Lipschitz implies bounded gradient Assume $f:\mathbb{R}^n \to \mathbb{R}$ is convex, and $L$-Lipschitz, so $|f(x)-f(y)|\leq L\|x-y\|$. I would like to show that $\|\nabla f(x)\|\leq L$. 
In one dimension this is a straightforward consequence of the fact that convexity implies $f(y)-f(x)\geq f'(x) (y-x), \forall x, y \in \mathbb{R}$, but I'm having trouble translating this to several variables (in particular, Cauchy-Schwarz is working on the opposite direction!). If it helps, I don't mind assuming the domain of $f$ is a compact $[a,b]^n$.
 A: Here's how to do it if $f$ is defined on all of $\mathbb{R}^n$: If $\nabla f(x)=0$, we're done, otherwise, take $y=x+\nabla f(x)$. Then by convexity and Lipschitzness we have 
$$L\|\nabla f(x)\| =L \|x-y\|\geq | f(y)-f(x)|\geq \left|\left<\nabla f(x),\nabla f(x)\right>\right|=\|\nabla f(x)\|^2$$
which gives $\|\nabla f(x)\|\leq L$. 
If $f$ is defined on a convex set and $x$ is an interior point, the same argument but with $y=x+\eta\nabla f(x)$ for some small $\eta>0$ gives us the same bound.
The annoying case is when $x$ is a point where the gradient is defined but moving in the direction of $\nabla f(x)$ takes us out of the convex set $K$. This can happen when $x$ is on the boundary of $K$ and yet we can approach it from each coordinate direction from within $K$ to get a one-sided partial derivative. Then, by convexity of the set, observe that either $\nabla f(x)$ or $-\nabla f(x)$ points in a direction where there are points from $K$. If it's $\nabla f(x)$, we already saw how to deal with it.
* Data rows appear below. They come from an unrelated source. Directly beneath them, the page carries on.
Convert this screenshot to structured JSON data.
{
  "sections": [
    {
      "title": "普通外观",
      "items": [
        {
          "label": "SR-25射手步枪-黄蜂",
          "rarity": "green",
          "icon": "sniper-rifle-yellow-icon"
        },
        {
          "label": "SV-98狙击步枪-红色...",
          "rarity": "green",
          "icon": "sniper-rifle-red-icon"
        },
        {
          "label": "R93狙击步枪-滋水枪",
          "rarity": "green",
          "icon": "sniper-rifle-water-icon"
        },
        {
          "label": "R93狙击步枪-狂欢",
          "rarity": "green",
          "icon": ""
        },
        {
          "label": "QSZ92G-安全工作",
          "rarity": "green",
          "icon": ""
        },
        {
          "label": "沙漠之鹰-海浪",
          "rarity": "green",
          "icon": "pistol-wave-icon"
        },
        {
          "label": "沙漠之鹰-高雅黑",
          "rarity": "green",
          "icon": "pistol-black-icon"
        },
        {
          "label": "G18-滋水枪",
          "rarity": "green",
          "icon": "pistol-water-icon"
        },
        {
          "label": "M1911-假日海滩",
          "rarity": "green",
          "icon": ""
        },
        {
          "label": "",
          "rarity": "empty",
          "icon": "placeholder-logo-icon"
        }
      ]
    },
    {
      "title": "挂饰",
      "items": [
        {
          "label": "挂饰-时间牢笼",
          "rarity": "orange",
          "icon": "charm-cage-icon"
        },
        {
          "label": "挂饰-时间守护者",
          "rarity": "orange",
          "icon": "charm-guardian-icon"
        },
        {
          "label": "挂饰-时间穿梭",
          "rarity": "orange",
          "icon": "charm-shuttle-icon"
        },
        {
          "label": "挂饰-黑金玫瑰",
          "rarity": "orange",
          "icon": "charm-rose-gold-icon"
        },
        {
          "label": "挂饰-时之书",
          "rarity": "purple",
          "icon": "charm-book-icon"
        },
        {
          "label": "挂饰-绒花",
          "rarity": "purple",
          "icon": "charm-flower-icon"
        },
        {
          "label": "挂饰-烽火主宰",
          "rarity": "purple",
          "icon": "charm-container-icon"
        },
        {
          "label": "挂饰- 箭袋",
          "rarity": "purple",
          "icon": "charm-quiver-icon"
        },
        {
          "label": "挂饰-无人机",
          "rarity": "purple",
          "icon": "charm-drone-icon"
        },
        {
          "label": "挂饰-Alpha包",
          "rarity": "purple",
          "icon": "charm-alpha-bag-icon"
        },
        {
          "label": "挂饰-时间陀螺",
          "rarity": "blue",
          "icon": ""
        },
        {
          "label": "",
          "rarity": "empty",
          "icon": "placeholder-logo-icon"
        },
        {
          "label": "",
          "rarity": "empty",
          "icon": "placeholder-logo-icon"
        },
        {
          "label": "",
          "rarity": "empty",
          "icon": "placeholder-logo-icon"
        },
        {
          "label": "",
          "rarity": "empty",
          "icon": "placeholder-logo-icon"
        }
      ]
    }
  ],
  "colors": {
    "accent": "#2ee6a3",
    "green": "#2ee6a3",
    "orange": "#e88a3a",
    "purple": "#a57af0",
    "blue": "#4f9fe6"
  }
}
So suppose that for all $\eta>0$ small enought, $x-\eta\nabla f(x)\in K$. Then we use the coordinate-free formulation of the gradient, which says that
$$\lim_{\|x-y\|\to0} \frac{f(y)-f(x)-\left<\nabla f(x),y-x\right>}{\|y-x\|} =0$$
which in our case gives
$$ \lim_{\eta\to 0} \frac{f(x-\eta\nabla f(x))-f(x) +\eta\|\nabla f(x)\|^2}{\eta\|\nabla f(x)\|} = 0$$
and thus
$$ \|\nabla f(x)\| = \lim_{\eta\to0}\frac{f(x-\eta\nabla f(x))-f(x)}{\eta\|\nabla f(x)\|}$$
and this is a limit of quantities each of which is $\leq L$.
A: In $\mathbb{R}^n$, we have that a function is convex iff 
$$f(\mathbf{y})-f(\mathbf{x}) \geq Df(\mathbf{x})(\mathbf{y}-\mathbf{x})$$
Where $Df(\cdot)$ is the Jacobian of $f$. 
For a proof, see, for example, "Mathematics for Economists" by Simon & Blume, page 511.